Para Taciano, essa é a prova de que é possível melhorar a cadeia. Porém, há um longo caminho pela frente que passa por investimento em tecnologia e em boas práticas, algo ainda inacessível para pequenos e médios produtores, que são a maioria no Brasil. Segundo o diretor, 80% da produção brasileira fica no mercado doméstico e é guiada pelo preço, o que faz com que a realidade da Minerva não reflita a realidade da maioria das criações nacionais.
“O grande desafio é como desenvolver modelos de negócios mais rentáveis para o produtor. Porque o produtor que está produzindo dentro de um perfil exportador recebe por isso. Mas é todo mundo que consegue isso? Não, infelizmente. Isso tem um custo e é mais caro”
Na entrevista a seguir, Taciano fala sobre os principais pontos e desafios deste trabalho.
Por que a Minerva colocou a meta de eliminar o desmatamento ilegal na cadeia até 2030 e zerar as emissões líquidas de carbono até 2035?
Quando olhamos para o perfil de emissões da Minerva, o maior volume está na cadeia produtiva, ou seja, na produção de gado, principalmente relacionado a desmatamento e gás metano. Então, precisamos reduzir o máximo de emissões dessa cadeia, auxiliando os produtores a se tornarem mais tecnificados, além de reduzir as emissões das fábricas, para chegar em 2035 comprando menos créditos para abater aquilo que continuamos emitindo.
O que significa na prática ter “produtores mais tecnificados”?
A Minerva é uma empresa de desmonte, ou seja, a gente desmonta o animal e distribui. Não conseguimos agregar elementos de qualidade, como gordura ou maciez, na fábrica. Eles vêm do produtor. E para produzir com a precocidade, o nível de PH e genética que o mercado internacional demanda, o produtor tem que investir em genética, nutrição, rotação de pastagem, semiconfinamento, veterinário, zootecnista. Isso forma uma cadeia tecnificada.
Como essa tecnificação do produtor se relaciona com a sustentabilidade?
O produtor que tem um modelo de negócio mais tecnificado e intensificado tem um negócio mais rentável e com mais acesso a mercados.

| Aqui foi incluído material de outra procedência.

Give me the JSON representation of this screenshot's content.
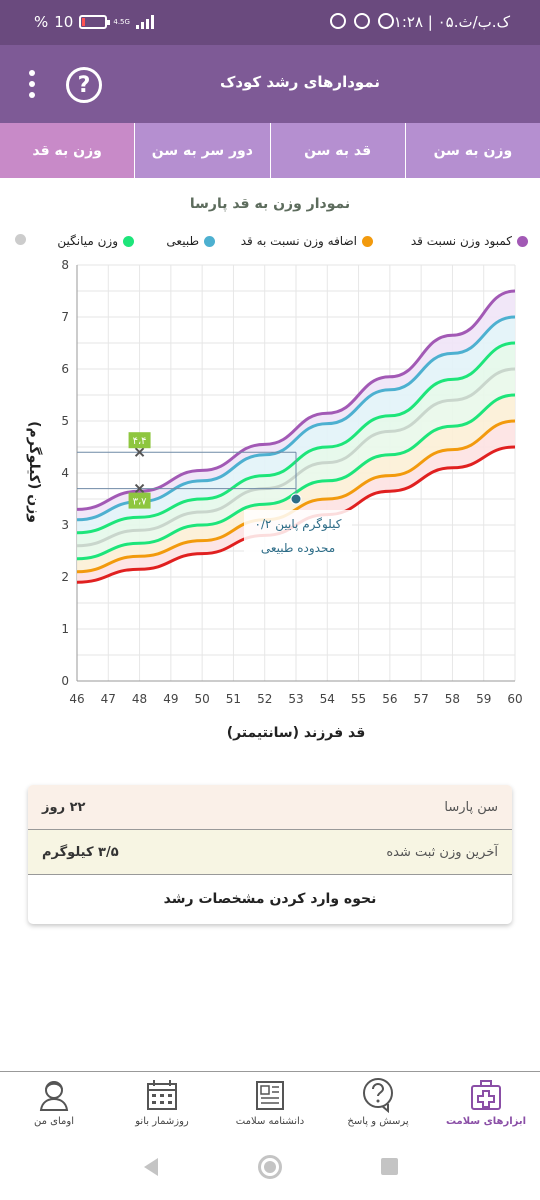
{
  "status_bar": {
    "time": "۱:۲۸ | ۰۵.ک.ب/ث",
    "battery": "10",
    "battery_percent": "%",
    "network": "4.5G"
  },
  "app_bar": {
    "title": "نمودارهای رشد کودک",
    "help_label": "?"
  },
  "tabs": [
    {
      "label": "وزن به سن",
      "active": false
    },
    {
      "label": "قد به سن",
      "active": false
    },
    {
      "label": "دور سر به سن",
      "active": false
    },
    {
      "label": "وزن به قد",
      "active": true
    }
  ],
  "chart_title": "نمودار وزن به قد پارسا",
  "legend": [
    {
      "label": "کمبود وزن نسبت قد",
      "color": "#a259b5"
    },
    {
      "label": "اضافه وزن نسبت به قد",
      "color": "#f29a0d"
    },
    {
      "label": "طبیعی",
      "color": "#4db0d0"
    },
    {
      "label": "وزن میانگین",
      "color": "#1de57a"
    },
    {
      "label": "",
      "color": "#cccccc"
    }
  ],
  "chart_data": {
    "type": "line",
    "xlabel": "قد فرزند (سانتیمتر)",
    "ylabel": "وزن (کیلوگرم)",
    "xlim": [
      46,
      60
    ],
    "ylim": [
      0,
      8
    ],
    "x_ticks": [
      "46",
      "47",
      "48",
      "49",
      "50",
      "51",
      "52",
      "53",
      "54",
      "55",
      "56",
      "57",
      "58",
      "59",
      "60"
    ],
    "y_ticks": [
      "0",
      "1",
      "2",
      "3",
      "4",
      "5",
      "6",
      "7",
      "8"
    ],
    "x": [
      46,
      48,
      50,
      52,
      54,
      56,
      58,
      60
    ],
    "series": [
      {
        "color": "#a259b5",
        "values": [
          3.3,
          3.65,
          4.05,
          4.55,
          5.15,
          5.85,
          6.65,
          7.5
        ]
      },
      {
        "color": "#4db0d0",
        "values": [
          3.1,
          3.45,
          3.85,
          4.35,
          4.95,
          5.6,
          6.3,
          7.0
        ]
      },
      {
        "color": "#1de57a",
        "values": [
          2.85,
          3.15,
          3.5,
          3.95,
          4.5,
          5.1,
          5.8,
          6.5
        ]
      },
      {
        "color": "#c9d6cc",
        "values": [
          2.6,
          2.9,
          3.25,
          3.7,
          4.2,
          4.8,
          5.4,
          6.0
        ]
      },
      {
        "color": "#1de57a",
        "values": [
          2.35,
          2.65,
          3.0,
          3.4,
          3.85,
          4.35,
          4.9,
          5.5
        ]
      },
      {
        "color": "#f29a0d",
        "values": [
          2.1,
          2.4,
          2.7,
          3.1,
          3.5,
          3.95,
          4.45,
          5.0
        ]
      },
      {
        "color": "#e02020",
        "values": [
          1.9,
          2.15,
          2.45,
          2.8,
          3.2,
          3.65,
          4.1,
          4.5
        ]
      }
    ],
    "markers": [
      {
        "x": 48,
        "y": 4.4,
        "label": "۴،۴"
      },
      {
        "x": 48,
        "y": 3.7,
        "label": "۳،۷"
      }
    ],
    "child_point": {
      "x": 53,
      "y": 3.5
    },
    "annotation": [
      "۰/۲ کیلوگرم پایین",
      "محدوده طبیعی"
    ]
  },
  "info_card": {
    "age_label": "سن پارسا",
    "age_value": "۲۲ روز",
    "weight_label": "آخرین وزن ثبت شده",
    "weight_value": "۳/۵ کیلوگرم",
    "link_label": "نحوه وارد کردن مشخصات رشد"
  },
  "bottom_nav": [
    {
      "label": "ابزارهای سلامت",
      "icon": "medical-kit-icon",
      "active": true
    },
    {
      "label": "پرسش و پاسخ",
      "icon": "question-bubble-icon",
      "active": false
    },
    {
      "label": "دانشنامه سلامت",
      "icon": "newspaper-icon",
      "active": false
    },
    {
      "label": "روزشمار بانو",
      "icon": "calendar-icon",
      "active": false
    },
    {
      "label": "اومای من",
      "icon": "profile-icon",
      "active": false
    }
  ]
}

E quanto mais rentável for o produtor, mais ele investe no negócio e ajuda a desenvolver o contexto local onde está inserido. Isso inclui investir em proteção ambiental, biodiversidade, área de preservação permanente, sistemas que integram lavoura, pecuária e floresta
Para ele, isso é negócio. E tudo isso é sustentabilidade.
Um dos problemas da pecuária é a emissão de gás metano. O que a Minerva tem feito nesse sentido?

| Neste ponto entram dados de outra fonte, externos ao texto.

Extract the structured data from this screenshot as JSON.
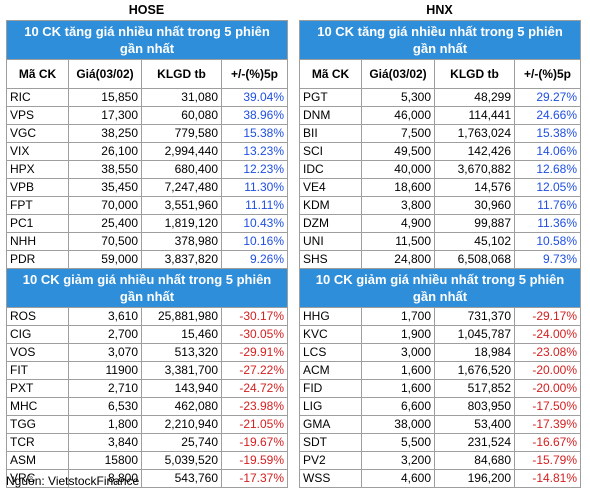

Para atender a demanda do mercado internacional, a média de abate da Minerva é entre 10 e 12 meses abaixo da média brasileira. E a redução da idade de abate é o que mais impacta a emissão de metano. Se você comparar um animal de 40 meses com um de 24 meses, são 16 meses a menos emitindo.
Já existem empresas de nutrição animal desenvolvendo tecnologia para reduzir a emissão de gás metano com a ingestão de algum tipo de nutriente, mas nada ainda está comprovado. Temos olhado essa tendência, mas o nosso principal ponto é a redução da idade de abate.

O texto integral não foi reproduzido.